CALLER: You know, they want us to see a few patients — they have to see a few patients — over time because they have to fulfill their obligation to the medical school. But other times they can’t wait to get back to the lab so they can churn out more documents to get more funding from NIH.

RUSH: I was playing golf yesterday with a guy who was telling me about his family. I knew him just from previous golf tournaments. He’s not a close friend, but he told me he was very proud of his daughter who was going to go to medical school.
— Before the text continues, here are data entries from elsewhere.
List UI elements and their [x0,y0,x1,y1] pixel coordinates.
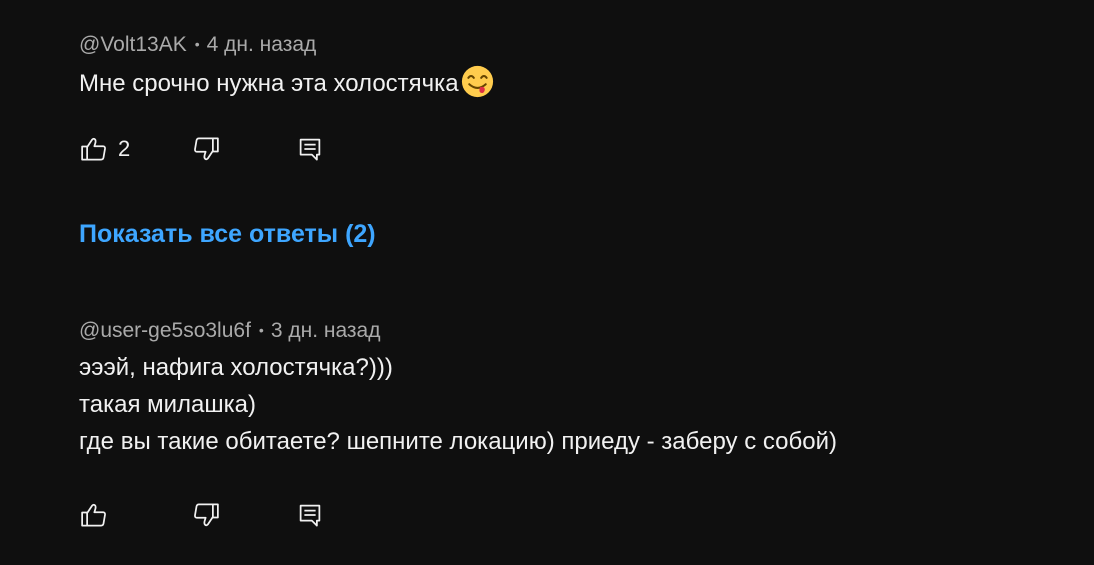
dislike-button[interactable] [191,500,295,530]
comment-line: где вы такие обитаете? шепните локацию) … [79,428,837,455]
comment-meta: @Volt13AK • 4 дн. назад [79,30,494,59]
thumb-up-icon [81,137,106,161]
comment-time[interactable]: 4 дн. назад [207,33,317,56]
reply-button[interactable] [295,500,325,530]
meta-separator: • [258,322,264,338]
comment-text: Мне срочно нужна эта холостячка [79,65,494,102]
like-button[interactable]: 2 [79,134,191,164]
comment-1: @Volt13AK • 4 дн. назад Мне срочно нужна э… [79,30,494,102]
comment-time[interactable]: 3 дн. назад [271,319,381,342]
thumb-down-icon [194,137,219,161]
comment-text: эээй, нафига холостячка?))) такая милашк… [79,349,837,460]
like-count: 2 [118,136,131,161]
comment-author[interactable]: @user-ge5so3lu6f [79,319,251,342]
thumb-up-icon [81,503,106,527]
show-all-replies-link[interactable]: Показать все ответы (2) [79,217,376,251]
yum-face-emoji [461,65,493,98]
comment-meta: @user-ge5so3lu6f • 3 дн. назад [79,316,837,345]
like-button[interactable] [79,500,191,530]
reply-icon [299,504,321,527]
comment-line: Мне срочно нужна эта холостячка [79,70,459,97]
comment-actions [79,500,325,530]
meta-separator: • [194,36,200,52]
comment-line: эээй, нафига холостячка?))) [79,354,393,381]
comment-author[interactable]: @Volt13AK [79,33,187,56]
reply-icon [299,138,321,161]
comment-actions: 2 [79,134,325,164]
comment-2: @user-ge5so3lu6f • 3 дн. назад эээй, нафиг… [79,316,837,460]
thumb-down-icon [194,503,219,527]
dislike-button[interactable] [191,134,295,164]
comment-line: такая милашка) [79,391,256,418]
reply-button[interactable] [295,134,325,164]
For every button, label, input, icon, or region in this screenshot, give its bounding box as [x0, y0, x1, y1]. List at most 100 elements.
She wants to become a golf surgeon and because it was golf, I did not say, ‘Are you sure she wants to do that given what’s coming to health care?’ but what would you tell somebody who wanted to be a heart surgeon?

CALLER: Well, I have two kids and they’re grown up and they’re in their twenties and graduated and my wife and I never encouraged them to be doctors but we never discouraged them, either. We let them see what the real world is and they listened to us a dinner, our complaints but also our sense of satisfaction of doing the right thing for people. I mean it.

RUSH: You do your best.

CALLER: Yes.

RUSH: — and you work around the obstacles that people put in front of you. Richard, great call. Thank you so much.